Transparência salarial: de obrigação legal a vantagem competitiva
Esta diretiva não é apenas uma questão de compliance, deve ser encarada como uma oportunidade e uma alavanca de desenvolvimento humano e organizacional.
A nova Diretiva (UE) 2023/970, aprovada a 10 de maio de 2023 e em vigor desde 6 de junho do mesmo ano, representa uma mudança decisiva no modo como as empresas europeias devem encarar as suas políticas salariais. Com a obrigatoriedade de transposição para a legislação nacional até 7 de junho de 2026, o relógio já começou a contar. E as organizações que optarem por adiar esta adaptação estarão a correr riscos sérios — não apenas legais, mas também reputacionais.
Estamos perante uma verdadeira transformação estrutural que interseta áreas como justiça organizacional, cultura interna e perceção externa da marca empregadora, colocando os departamentos de recursos humanos e as lideranças empresariais no centro da transformação. Este é um momento-chave para as empresas se posicionarem como uma referência em ética, transparência e compromisso com as pessoas.
Os números falam por si, e são tudo menos discretos. Segundo o Barómetro das Diferenças Remuneratórias entre Mulheres e Homens 2024, elaborado pelo Gabinete de Estratégia e Planeamento do Ministério do Trabalho, Solidariedade e Segurança Social, em Portugal, as mulheres continuam a ganhar significativamente menos do que os homens, mesmo quando desempenham funções semelhantes. Esta diferença ronda os 12,5% no salário base e sobe para mais de 15% quando incluímos prémios e outros complementos. Estas diferenças mantêm-se mesmo depois de ajustadas por fatores como setor de atividade ou tempo de serviço. Além disso, a desigualdade não se verifica apenas entre géneros; ela também é regional, etária, contratual e, muitas vezes, cultural. Um jovem a iniciar a carreira, uma mulher num contrato a termo, um colaborador de uma região do interior — todos podem estar a viver realidades salariais profundamente distintas sem que isso seja justificado pela função ou pelo desempenho.
A nova diretiva pretende mudar este cenário, promovendo critérios claros, compreensíveis e justos na definição das remunerações, e para isso traz medidas concretas: exigência de divulgação de faixas salariais em ofertas de emprego, proibição de perguntas sobre salários anteriores em entrevistas, obrigação de justificar diferenças salariais superiores a 5% entre géneros distintos que desempenhem funções idênticas e a permitir que qualquer colaborador saiba qual a remuneração média por género da sua função. Tudo isto visa garantir que o valor atribuído ao trabalho reflita função, mérito e responsabilidade — e não características pessoais, ou circunstanciais.

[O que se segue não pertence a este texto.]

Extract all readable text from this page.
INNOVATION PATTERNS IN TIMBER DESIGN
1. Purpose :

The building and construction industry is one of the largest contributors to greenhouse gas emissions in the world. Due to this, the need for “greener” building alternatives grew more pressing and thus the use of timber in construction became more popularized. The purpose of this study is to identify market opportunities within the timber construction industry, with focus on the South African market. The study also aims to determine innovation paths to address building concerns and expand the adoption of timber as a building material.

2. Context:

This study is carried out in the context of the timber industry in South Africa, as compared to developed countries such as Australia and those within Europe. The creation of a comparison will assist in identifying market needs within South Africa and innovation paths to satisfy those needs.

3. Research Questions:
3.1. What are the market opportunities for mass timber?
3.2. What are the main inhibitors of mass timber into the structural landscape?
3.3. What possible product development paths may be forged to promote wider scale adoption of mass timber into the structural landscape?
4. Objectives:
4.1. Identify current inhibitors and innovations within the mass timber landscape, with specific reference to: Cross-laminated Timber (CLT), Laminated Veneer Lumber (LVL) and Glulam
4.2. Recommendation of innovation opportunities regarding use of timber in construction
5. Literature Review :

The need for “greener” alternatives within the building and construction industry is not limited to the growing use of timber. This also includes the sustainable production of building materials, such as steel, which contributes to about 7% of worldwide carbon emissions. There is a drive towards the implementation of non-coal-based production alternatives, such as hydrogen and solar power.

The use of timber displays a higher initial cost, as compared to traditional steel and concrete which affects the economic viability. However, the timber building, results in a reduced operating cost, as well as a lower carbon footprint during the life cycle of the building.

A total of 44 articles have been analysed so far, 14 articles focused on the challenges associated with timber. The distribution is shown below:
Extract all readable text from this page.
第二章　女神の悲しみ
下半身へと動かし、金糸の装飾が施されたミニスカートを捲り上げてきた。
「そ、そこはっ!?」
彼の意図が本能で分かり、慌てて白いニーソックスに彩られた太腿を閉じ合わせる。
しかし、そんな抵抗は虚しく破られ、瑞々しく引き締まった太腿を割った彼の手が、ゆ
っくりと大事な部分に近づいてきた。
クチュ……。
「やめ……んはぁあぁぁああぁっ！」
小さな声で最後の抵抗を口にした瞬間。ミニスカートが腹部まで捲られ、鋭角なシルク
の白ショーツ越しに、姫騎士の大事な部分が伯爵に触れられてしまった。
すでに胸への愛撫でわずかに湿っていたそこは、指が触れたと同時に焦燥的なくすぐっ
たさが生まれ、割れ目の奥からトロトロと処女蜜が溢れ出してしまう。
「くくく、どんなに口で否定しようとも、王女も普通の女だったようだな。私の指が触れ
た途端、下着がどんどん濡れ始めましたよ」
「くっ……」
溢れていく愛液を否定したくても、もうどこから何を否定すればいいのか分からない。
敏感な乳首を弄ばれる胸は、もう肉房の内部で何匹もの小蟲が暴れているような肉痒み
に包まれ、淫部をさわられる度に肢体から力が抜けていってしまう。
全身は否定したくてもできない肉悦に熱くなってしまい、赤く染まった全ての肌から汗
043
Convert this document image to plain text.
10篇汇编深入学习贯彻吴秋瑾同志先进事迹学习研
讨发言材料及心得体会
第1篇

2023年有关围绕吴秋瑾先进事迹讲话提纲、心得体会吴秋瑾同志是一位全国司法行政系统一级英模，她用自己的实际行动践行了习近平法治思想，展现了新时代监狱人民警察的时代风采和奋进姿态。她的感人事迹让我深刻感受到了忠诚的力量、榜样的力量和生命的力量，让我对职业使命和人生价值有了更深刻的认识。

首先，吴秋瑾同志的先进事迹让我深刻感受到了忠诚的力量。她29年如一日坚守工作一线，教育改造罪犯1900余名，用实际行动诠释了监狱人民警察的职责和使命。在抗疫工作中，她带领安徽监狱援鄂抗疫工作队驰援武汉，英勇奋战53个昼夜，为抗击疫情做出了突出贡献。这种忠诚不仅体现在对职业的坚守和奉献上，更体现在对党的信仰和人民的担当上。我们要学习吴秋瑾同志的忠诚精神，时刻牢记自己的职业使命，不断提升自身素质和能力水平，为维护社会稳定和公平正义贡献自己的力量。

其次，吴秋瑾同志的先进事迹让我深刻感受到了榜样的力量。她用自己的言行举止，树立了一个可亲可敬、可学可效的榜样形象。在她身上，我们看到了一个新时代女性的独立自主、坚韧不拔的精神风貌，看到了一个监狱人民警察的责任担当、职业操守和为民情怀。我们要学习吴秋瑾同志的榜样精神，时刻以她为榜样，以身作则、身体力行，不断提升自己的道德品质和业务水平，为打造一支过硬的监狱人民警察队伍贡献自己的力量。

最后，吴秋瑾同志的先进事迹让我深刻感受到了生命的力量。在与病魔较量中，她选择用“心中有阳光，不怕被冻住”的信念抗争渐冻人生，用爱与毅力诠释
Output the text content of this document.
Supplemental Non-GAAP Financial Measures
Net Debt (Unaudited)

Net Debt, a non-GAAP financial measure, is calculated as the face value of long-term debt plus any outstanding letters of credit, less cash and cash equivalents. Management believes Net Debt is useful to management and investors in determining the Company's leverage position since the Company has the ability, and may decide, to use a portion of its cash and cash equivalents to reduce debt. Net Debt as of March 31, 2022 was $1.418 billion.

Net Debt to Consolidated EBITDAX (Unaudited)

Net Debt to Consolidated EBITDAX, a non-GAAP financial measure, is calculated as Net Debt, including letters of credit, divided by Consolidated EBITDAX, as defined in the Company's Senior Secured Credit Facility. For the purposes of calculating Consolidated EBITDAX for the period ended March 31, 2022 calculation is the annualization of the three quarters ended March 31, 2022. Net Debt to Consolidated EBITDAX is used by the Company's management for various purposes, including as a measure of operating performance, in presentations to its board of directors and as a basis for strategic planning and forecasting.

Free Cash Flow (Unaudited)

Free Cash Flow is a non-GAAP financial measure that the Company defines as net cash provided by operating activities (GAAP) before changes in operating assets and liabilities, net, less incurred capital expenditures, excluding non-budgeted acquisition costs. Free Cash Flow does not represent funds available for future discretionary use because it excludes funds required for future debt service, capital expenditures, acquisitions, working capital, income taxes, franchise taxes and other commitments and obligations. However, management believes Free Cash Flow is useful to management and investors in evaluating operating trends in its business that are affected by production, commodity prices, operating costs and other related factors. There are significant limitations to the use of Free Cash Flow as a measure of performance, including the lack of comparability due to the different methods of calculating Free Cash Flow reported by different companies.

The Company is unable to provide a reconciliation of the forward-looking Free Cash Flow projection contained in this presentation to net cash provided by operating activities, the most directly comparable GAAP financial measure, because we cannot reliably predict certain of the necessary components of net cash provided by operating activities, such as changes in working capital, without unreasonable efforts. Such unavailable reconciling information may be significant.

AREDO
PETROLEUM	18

Mas o que significa isto, na prática, para as empresas?
Significa rever processos de recrutamento, reformular práticas salariais, adaptar a comunicação interna e, acima de tudo, cultivar uma nova cultura organizacional. Um desafio? Sem dúvida. Mas também uma oportunidade. As organizações que liderarem esta mudança terão vantagens competitivas reais: uma reputação reforçada, maior capacidade de atrair e reter talento que valoriza justiça e autenticidade e equipas mais coesas, motivadas e alinhadas com os valores da empresa.
As empresas que optarem por ignorar esta diretiva arriscam-se a sanções legais, ações judiciais e, acima de tudo, danos reputacionais. Esta diretiva não é apenas uma questão de compliance, deve ser encarada como uma oportunidade e uma alavanca de desenvolvimento humano e organizacional.
Esta transformação não se faz apenas com tecnologia ou relatórios; ela exige pessoas preparadas. As equipas de recursos humanos, de gestão, de payroll e de comunicação interna precisarão de trabalhar juntas, comunicar de forma eficaz, entender a importância dos dados, da narrativa e da escuta.
A preparação faz-se com liderança consciente, com reflexão estratégica e com formação, ajudando as empresas a prepararem-se para a nova era da transparência salarial — de forma consciente, prática e eficaz. Porque sim, o futuro do trabalho é mais transparente. E quem estiver preparado, liderará.